To solve $f^{-1}(16)$ for the function $f(x) = x^9$, we need to find the inverse function and then evaluate it at 16.

1. Start by setting $f(x) = y$, so $y = x^9$.
2. To find the inverse, solve for $x$ in terms of $y$. Take the 9th root of both sides: $x = \sqrt[9]{y}$ Therefore, the inverse function is: $f^{-1}(y) = \sqrt[9]{y}$
3. Now evaluate $f^{-1}(16)$: $f^{-1}(16) = \sqrt[9]{16}$

This means we need to find the 9th root of 16. Using approximate methods: $\sqrt[9]{16} \approx 1.283$

So, $f^{-1}(16) \approx 1.283$.

Would you like more details on how to approximate the 9th root, or have any other questions?

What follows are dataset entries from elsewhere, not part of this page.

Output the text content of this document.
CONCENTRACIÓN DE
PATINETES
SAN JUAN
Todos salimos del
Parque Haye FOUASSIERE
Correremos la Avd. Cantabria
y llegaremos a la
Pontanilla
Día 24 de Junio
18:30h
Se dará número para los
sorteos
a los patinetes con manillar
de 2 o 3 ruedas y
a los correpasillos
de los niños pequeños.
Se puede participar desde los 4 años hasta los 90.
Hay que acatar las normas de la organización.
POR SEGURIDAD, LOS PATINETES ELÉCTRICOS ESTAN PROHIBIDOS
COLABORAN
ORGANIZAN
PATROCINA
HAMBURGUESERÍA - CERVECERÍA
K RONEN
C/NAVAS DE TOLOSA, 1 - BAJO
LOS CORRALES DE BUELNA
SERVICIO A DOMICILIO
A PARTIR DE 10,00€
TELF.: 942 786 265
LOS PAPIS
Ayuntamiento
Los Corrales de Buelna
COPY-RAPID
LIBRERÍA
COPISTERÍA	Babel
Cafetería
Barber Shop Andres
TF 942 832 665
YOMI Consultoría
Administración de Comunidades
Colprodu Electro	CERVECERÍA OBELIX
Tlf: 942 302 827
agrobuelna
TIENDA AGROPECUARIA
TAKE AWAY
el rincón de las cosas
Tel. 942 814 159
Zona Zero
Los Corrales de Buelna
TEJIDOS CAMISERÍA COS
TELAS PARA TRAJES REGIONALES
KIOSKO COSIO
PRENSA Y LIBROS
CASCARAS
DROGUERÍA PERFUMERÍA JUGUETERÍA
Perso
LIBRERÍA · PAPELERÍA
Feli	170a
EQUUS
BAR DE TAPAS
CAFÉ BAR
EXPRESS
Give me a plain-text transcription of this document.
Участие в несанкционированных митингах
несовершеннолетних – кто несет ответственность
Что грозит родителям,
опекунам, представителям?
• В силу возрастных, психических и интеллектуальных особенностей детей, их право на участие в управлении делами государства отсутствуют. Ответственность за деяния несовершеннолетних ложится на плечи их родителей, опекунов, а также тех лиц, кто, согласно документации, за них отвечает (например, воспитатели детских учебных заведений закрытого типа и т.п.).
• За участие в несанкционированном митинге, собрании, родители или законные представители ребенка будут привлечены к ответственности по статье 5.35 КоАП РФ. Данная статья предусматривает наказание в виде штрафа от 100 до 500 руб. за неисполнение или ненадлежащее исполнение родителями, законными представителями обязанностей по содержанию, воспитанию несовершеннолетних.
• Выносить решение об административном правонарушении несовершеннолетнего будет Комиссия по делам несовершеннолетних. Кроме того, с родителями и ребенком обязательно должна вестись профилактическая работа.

Here are five related questions to explore further:

1. What is the general method for finding inverse functions?
2. How do we approximate higher-order roots using logarithms?
3. What are other examples of functions with easily found inverses?
4. How would you calculate $f^{-1}(x)$ for different powers of $x$?
5. Can all functions have an inverse? What are the criteria?

Tip: Inverse functions "undo" the original function. For a function to have an inverse, it must be one-to-one, meaning it passes the horizontal line test.